Handling Mortgage Arrears – Terminology

Moratorium:
The lender agrees to freeze the repayments on the mortgage account for a specified period, normally 3-6 months. The borrower, with the consent of the Lender, makes no mortgage repayments during this period. This is most suited to a borrower who believes that their current financial issues are short term and their situation will improve in the coming months. What happens is that the borrower makes no payments to the lender on their loan however the interest that falls due is capitalised added to the loan, so the overall debt increases.

Extension of Term:
The lender agrees to increase the term from 20 years to 30 years, this reduction in the monthly capital portion of the mortgage means the borrower will pay a reduced monthly premium. however the loan will take longer to repay, resulting in a massive increase in the total cost of credit.

Interest only Facility:
The lender agrees to accept interest only payments for a limited period of time.
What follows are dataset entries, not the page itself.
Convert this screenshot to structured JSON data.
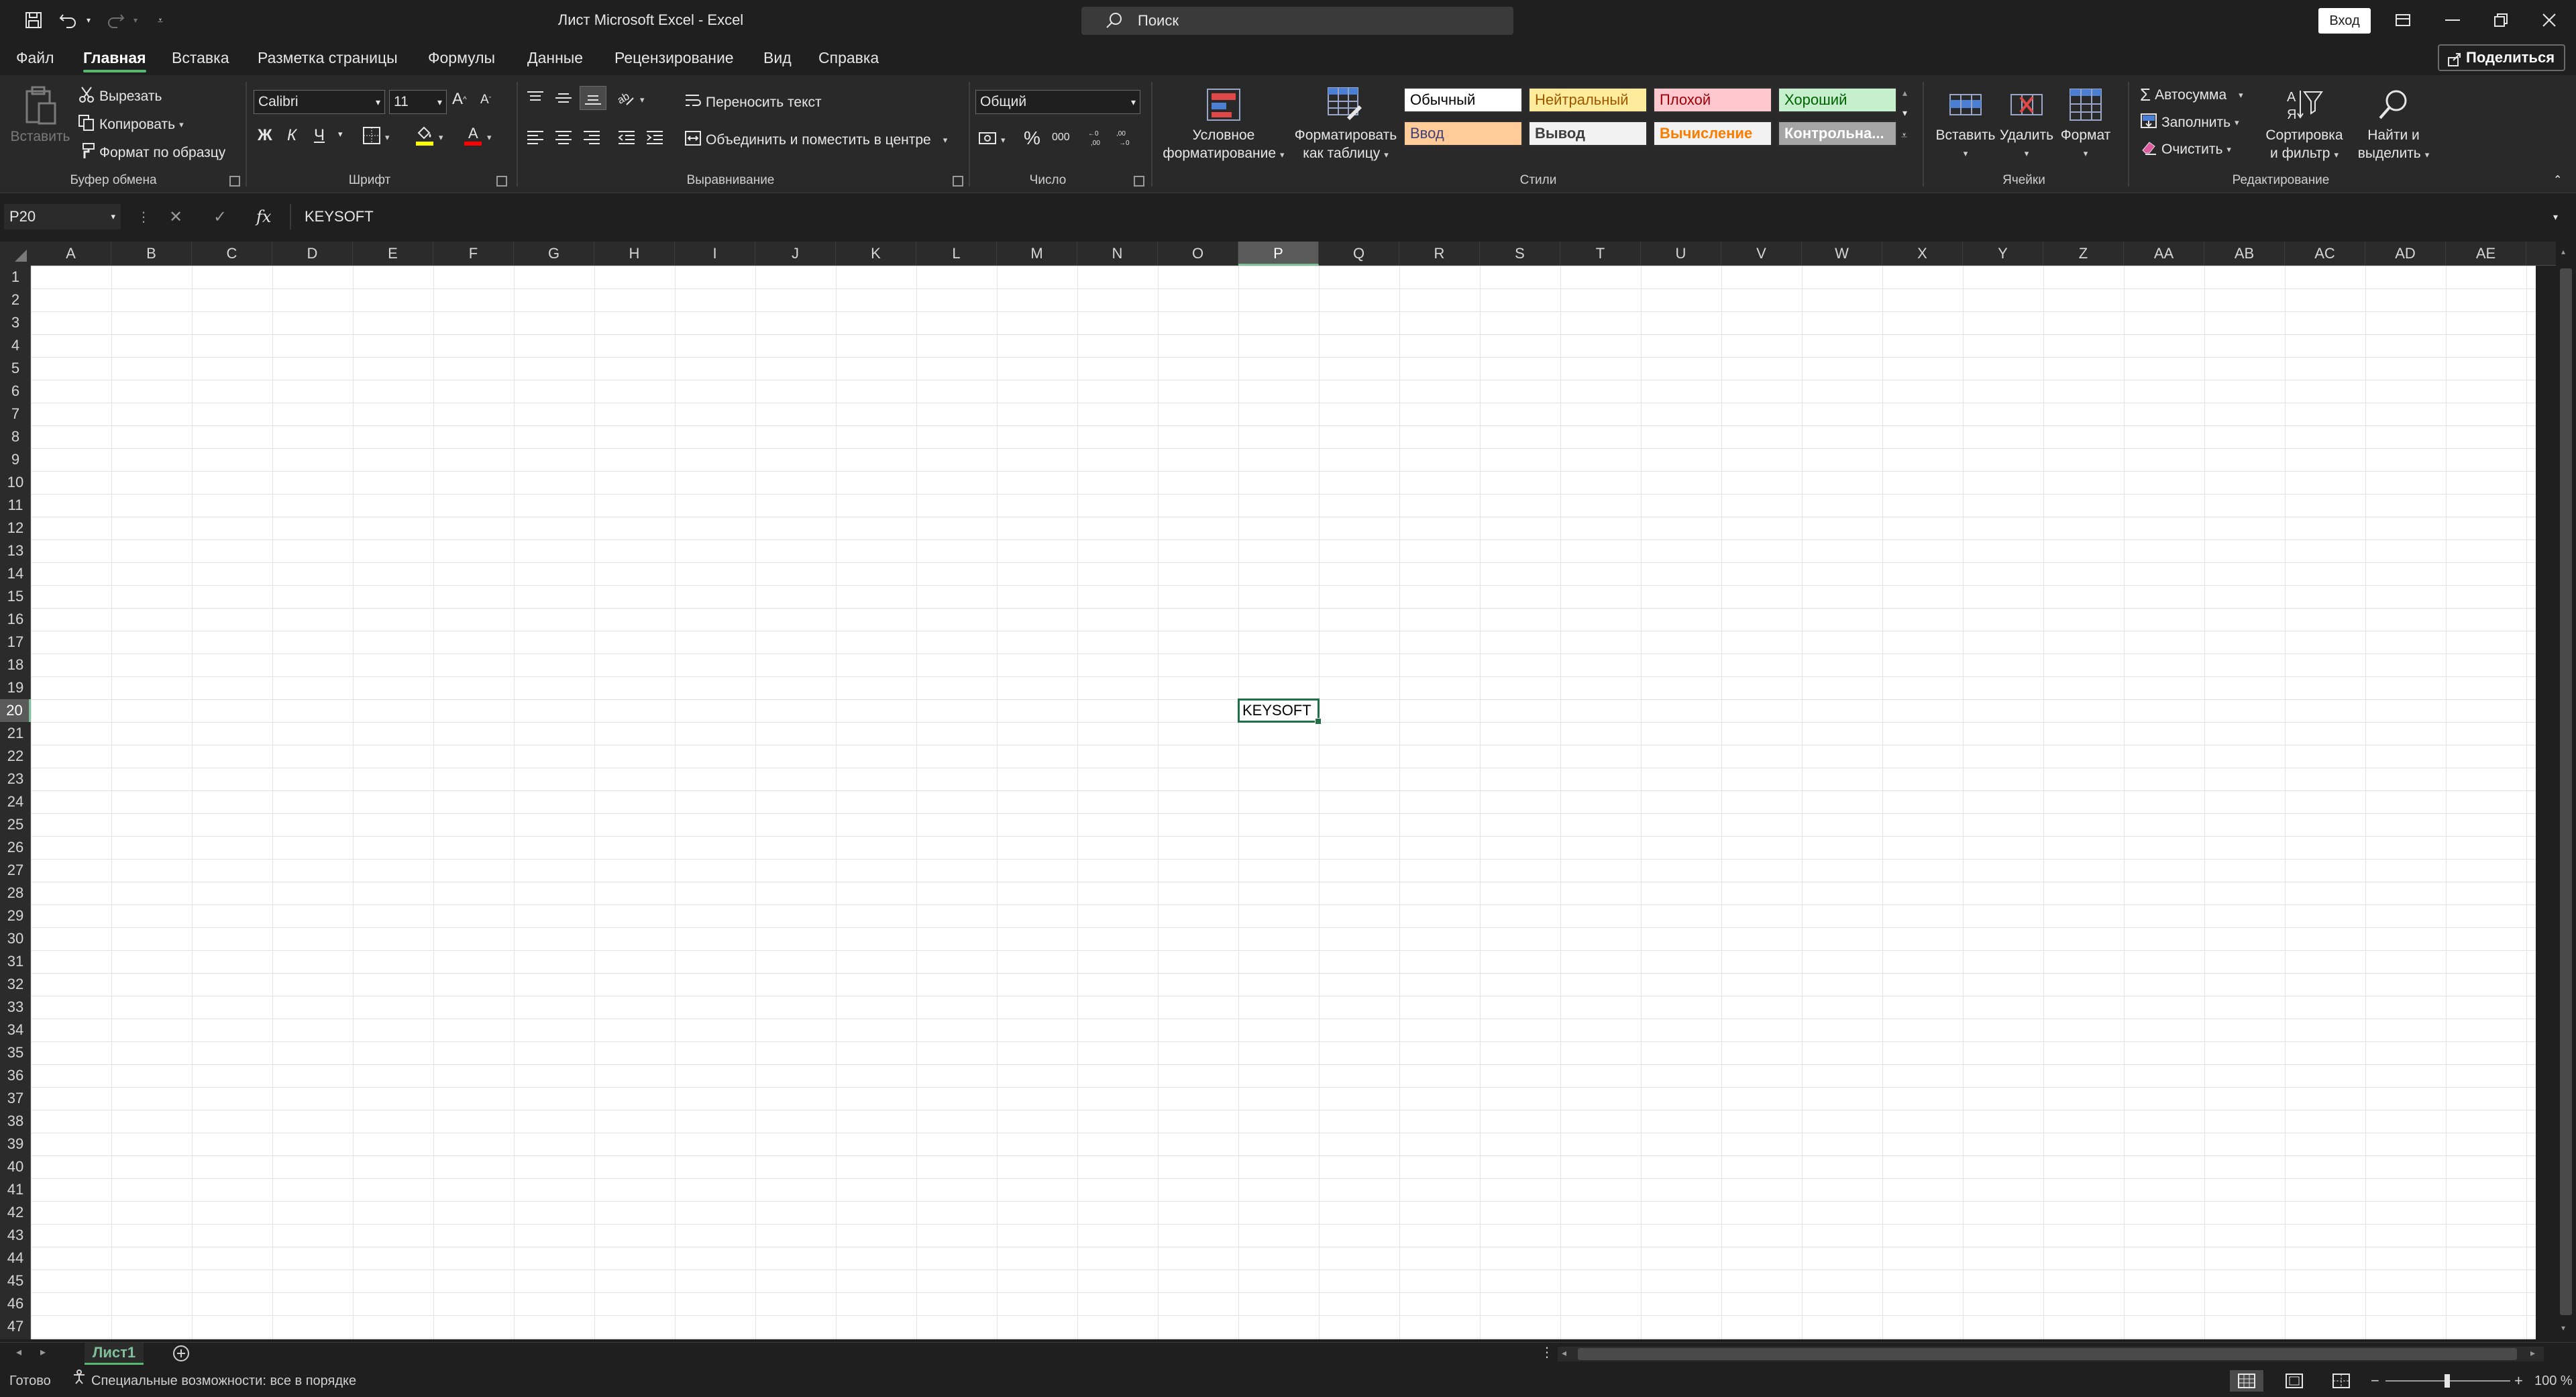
{
  "window": {
    "title": "Лист Microsoft Excel  -  Excel",
    "search_placeholder": "Поиск",
    "signin_label": "Вход"
  },
  "tabs": [
    {
      "label": "Файл"
    },
    {
      "label": "Главная",
      "active": true
    },
    {
      "label": "Вставка"
    },
    {
      "label": "Разметка страницы"
    },
    {
      "label": "Формулы"
    },
    {
      "label": "Данные"
    },
    {
      "label": "Рецензирование"
    },
    {
      "label": "Вид"
    },
    {
      "label": "Справка"
    }
  ],
  "share_label": "Поделиться",
  "ribbon": {
    "clipboard": {
      "group_label": "Буфер обмена",
      "paste_label": "Вставить",
      "cut_label": "Вырезать",
      "copy_label": "Копировать",
      "format_painter_label": "Формат по образцу"
    },
    "font": {
      "group_label": "Шрифт",
      "font_name": "Calibri",
      "font_size": "11",
      "bold_label": "Ж",
      "italic_label": "К",
      "underline_label": "Ч"
    },
    "alignment": {
      "group_label": "Выравнивание",
      "wrap_text_label": "Переносить текст",
      "merge_center_label": "Объединить и поместить в центре"
    },
    "number": {
      "group_label": "Число",
      "format_value": "Общий"
    },
    "styles": {
      "group_label": "Стили",
      "conditional_formatting_label_1": "Условное",
      "conditional_formatting_label_2": "форматирование",
      "format_as_table_label_1": "Форматировать",
      "format_as_table_label_2": "как таблицу",
      "cell_styles": [
        {
          "label": "Обычный",
          "bg": "#ffffff",
          "fg": "#000000"
        },
        {
          "label": "Нейтральный",
          "bg": "#ffeb9c",
          "fg": "#9c5700"
        },
        {
          "label": "Плохой",
          "bg": "#ffc7ce",
          "fg": "#9c0006"
        },
        {
          "label": "Хороший",
          "bg": "#c6efce",
          "fg": "#006100"
        },
        {
          "label": "Ввод",
          "bg": "#ffcc99",
          "fg": "#3f3f76"
        },
        {
          "label": "Вывод",
          "bg": "#f2f2f2",
          "fg": "#3f3f3f"
        },
        {
          "label": "Вычисление",
          "bg": "#f2f2f2",
          "fg": "#fa7d00"
        },
        {
          "label": "Контрольна...",
          "bg": "#a5a5a5",
          "fg": "#ffffff"
        }
      ]
    },
    "cells": {
      "group_label": "Ячейки",
      "insert_label": "Вставить",
      "delete_label": "Удалить",
      "format_label": "Формат"
    },
    "editing": {
      "group_label": "Редактирование",
      "autosum_label": "Автосумма",
      "fill_label": "Заполнить",
      "clear_label": "Очистить",
      "sort_filter_label_1": "Сортировка",
      "sort_filter_label_2": "и фильтр",
      "find_select_label_1": "Найти и",
      "find_select_label_2": "выделить"
    }
  },
  "formula_bar": {
    "name_box": "P20",
    "fx_label": "fx",
    "content": "KEYSOFT"
  },
  "grid": {
    "columns": [
      "A",
      "B",
      "C",
      "D",
      "E",
      "F",
      "G",
      "H",
      "I",
      "J",
      "K",
      "L",
      "M",
      "N",
      "O",
      "P",
      "Q",
      "R",
      "S",
      "T",
      "U",
      "V",
      "W",
      "X",
      "Y",
      "Z",
      "AA",
      "AB",
      "AC",
      "AD",
      "AE"
    ],
    "row_count": 47,
    "selected_column": "P",
    "selected_row": 20,
    "active_cell_value": "KEYSOFT"
  },
  "sheets": [
    {
      "label": "Лист1",
      "active": true
    }
  ],
  "status": {
    "ready": "Готово",
    "accessibility": "Специальные возможности: все в порядке",
    "zoom": "100 %"
  },
  "colors": {
    "accent": "#58b971",
    "selection_border": "#1e7145"
  }
}
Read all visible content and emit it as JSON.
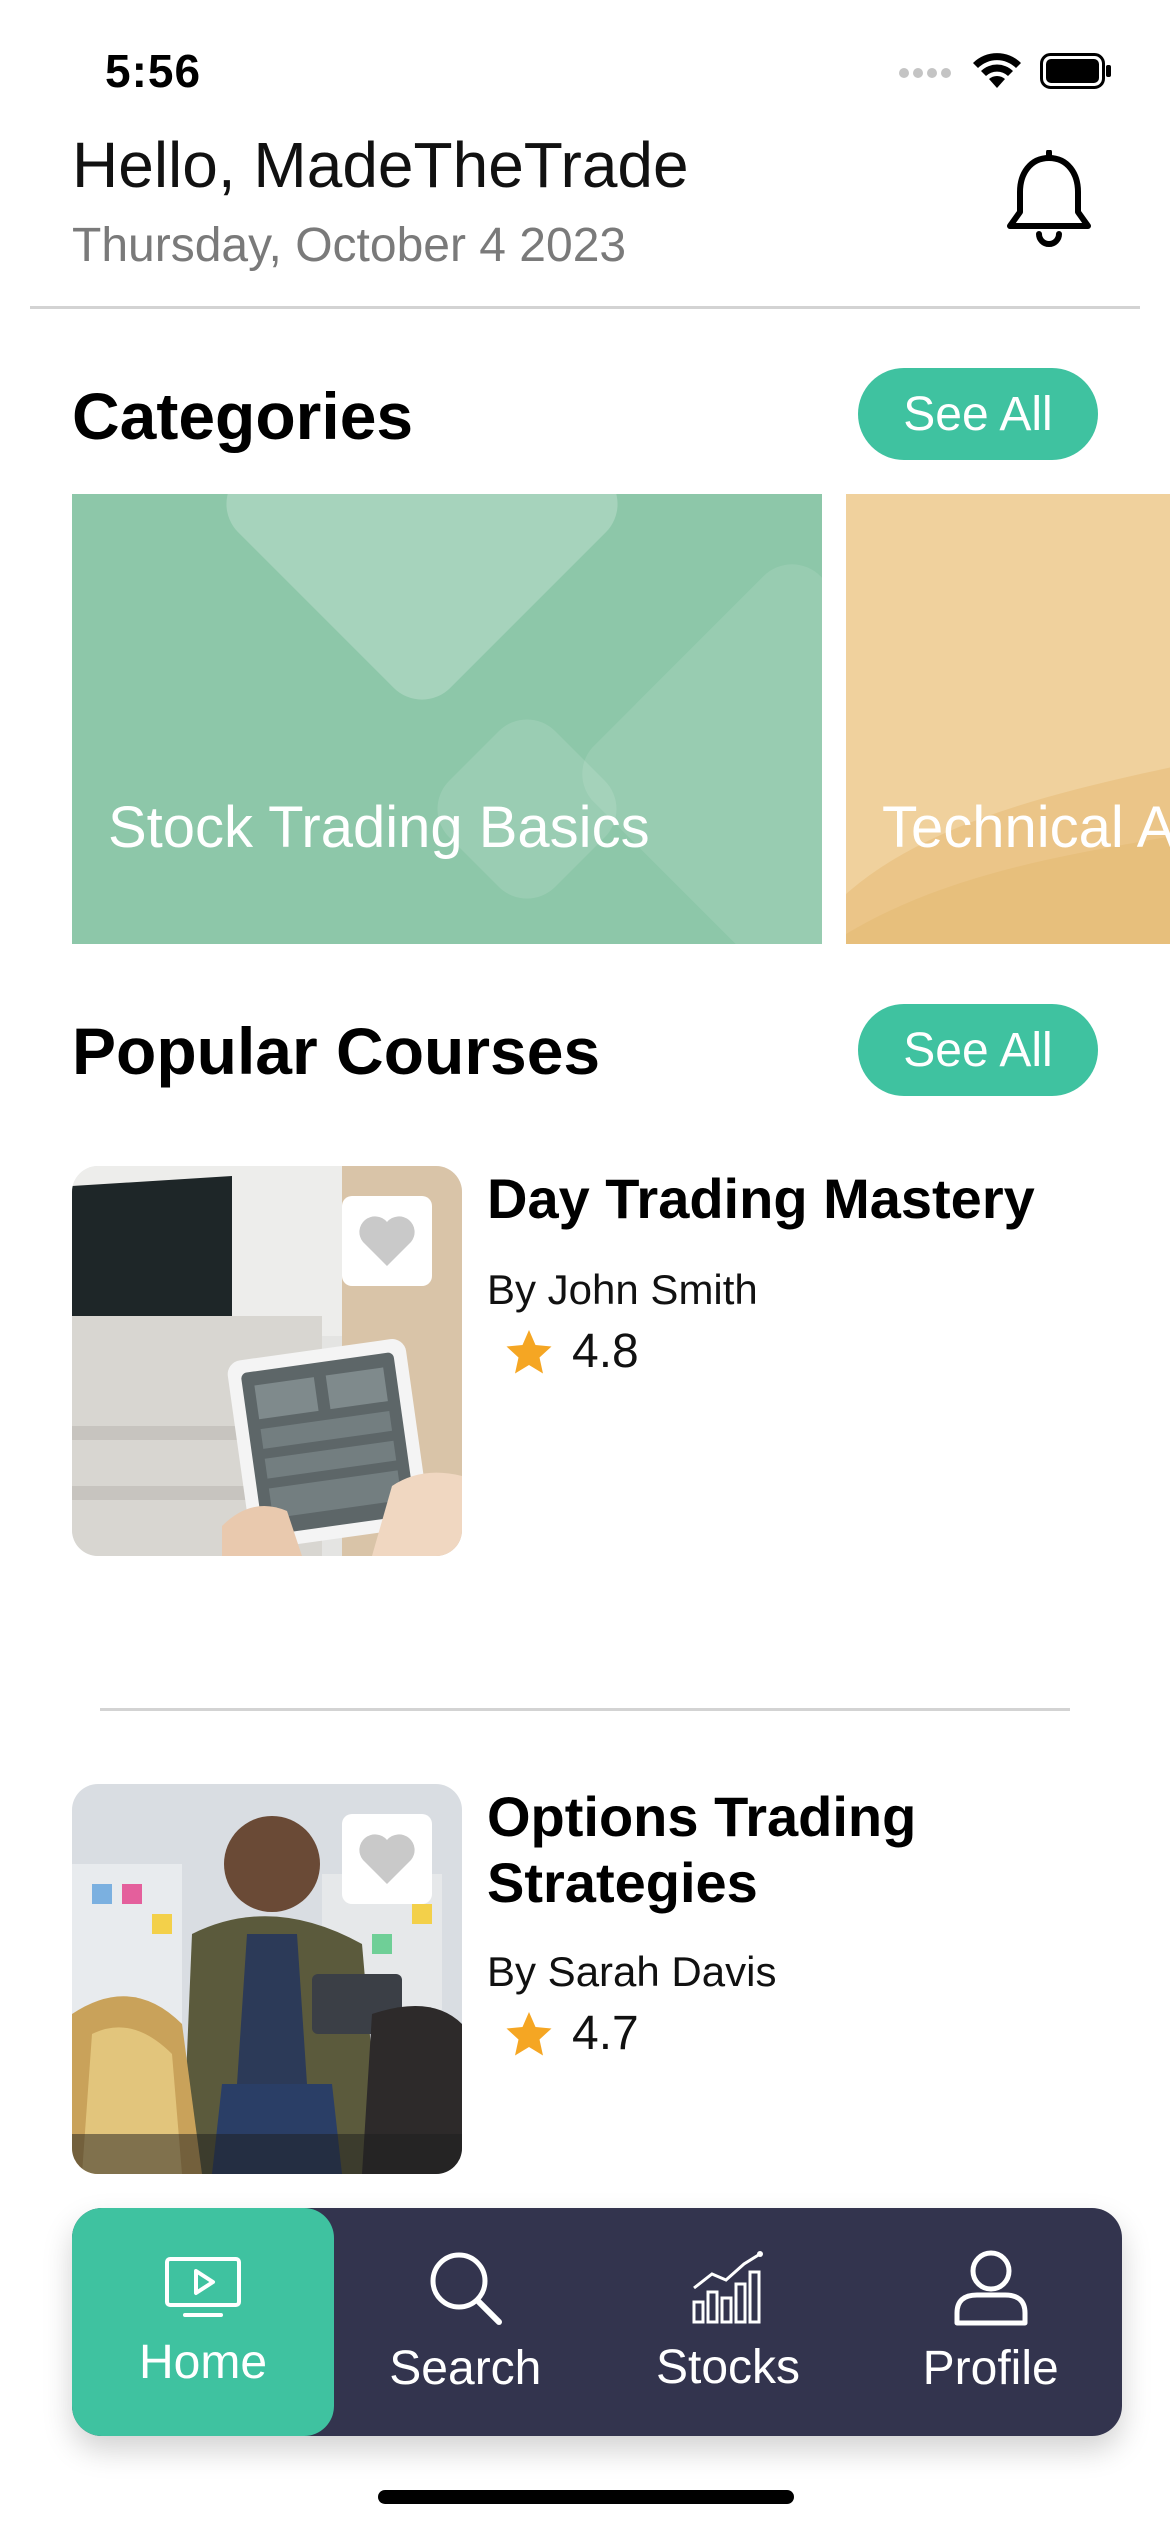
{
  "status_bar": {
    "time": "5:56"
  },
  "header": {
    "greeting": "Hello, MadeTheTrade",
    "date": "Thursday, October 4 2023"
  },
  "categories_section": {
    "title": "Categories",
    "see_all_label": "See All",
    "items": [
      {
        "label": "Stock Trading Basics",
        "color": "#8dc7a9"
      },
      {
        "label": "Technical A",
        "color": "#f0d19d"
      }
    ]
  },
  "courses_section": {
    "title": "Popular Courses",
    "see_all_label": "See All",
    "items": [
      {
        "title": "Day Trading Mastery",
        "author": "By John Smith",
        "rating": "4.8"
      },
      {
        "title": "Options Trading Strategies",
        "author": "By Sarah Davis",
        "rating": "4.7"
      }
    ]
  },
  "tab_bar": {
    "tabs": [
      {
        "label": "Home",
        "icon": "play-screen-icon",
        "active": true
      },
      {
        "label": "Search",
        "icon": "magnifier-icon",
        "active": false
      },
      {
        "label": "Stocks",
        "icon": "bar-chart-trend-icon",
        "active": false
      },
      {
        "label": "Profile",
        "icon": "person-icon",
        "active": false
      }
    ]
  },
  "colors": {
    "accent": "#3fc2a0",
    "tabbar_bg": "#33344e",
    "star": "#f5a623",
    "muted_text": "#7a7a7a"
  }
}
This suits a borrower who is struggling to meet their current monthly repayments but are able to pay the reduced monthly repayments. The lender will normally agree to this arrangement if the borrowers situation might improve in the short term sometimes they are swayed if there is adequate equity in the property. During this period the borrow pays a reduced monthly repayment however no payment is made off the capital. When normal repayments start the monthly repayments will increase to allow the loan to be repaid within the term of the loan.

Payment Agreement:
The lender agree to a reduced monthly repayment in line with the borrowers income, this is reviewed regularly. This method suits borrowers who can not meet the full monthly interest repayments but can meet a reduced payment, they must also have the prospect of increased repayments capacity in the medium term. What happens is that any unpaid interest in capitalised and there will no repayments off the capital, this means that there will be interest on top of accrued interest, hence the capital owing will increase.

Debt Consolidation:
The lender will look at consolidating all the borrowers debts, mortgage, car, personal loans, etc, with the intent of reducing the borrowers overall monthly outgoings. There must be sufficient equity in the property. This will only be consider by the lender on a “case by case” basis, the borrower must show discipline with their financial affairs and that there is a genuine reason for the situation they are in. The borrowers overall monthly repayments are reduced as they are only making one monthly repayment, however they now have previously short term loans secured on their home, the overall loan on their home increases.

Capitalising Arrears:
The lender agrees to add arrears to the capital outstanding, this might be considered when a borrower demonstrates that they have returned to a repayment pattern in line with the original mortgage repayments and there is sufficient equity in the property. This means that the capital outstanding increases and the borrower will be paying interest on previously accrued interest.

Sale of Property :
This is when the borrower voluntarily sells the property and uses the proceeds to pay off the mortgage. This would suit a borrower who realises that the debt is unsustainable and would prefer to clear the debt. The risk here is that the sale of the property does not clear mortgage debt, plus any associated costs with the sale.

Voluntary Agreement:
This is when the borrower surrenders ownership of the property to the lender, who can then use their “power of sale” to sell the property and avoid legal expenses relating to repossession of the property. This action would suit a borrower who realises that their situation is unsustainable and who want to avoid further expense. The lender has the responsibility for any costs associated with the sales of the property.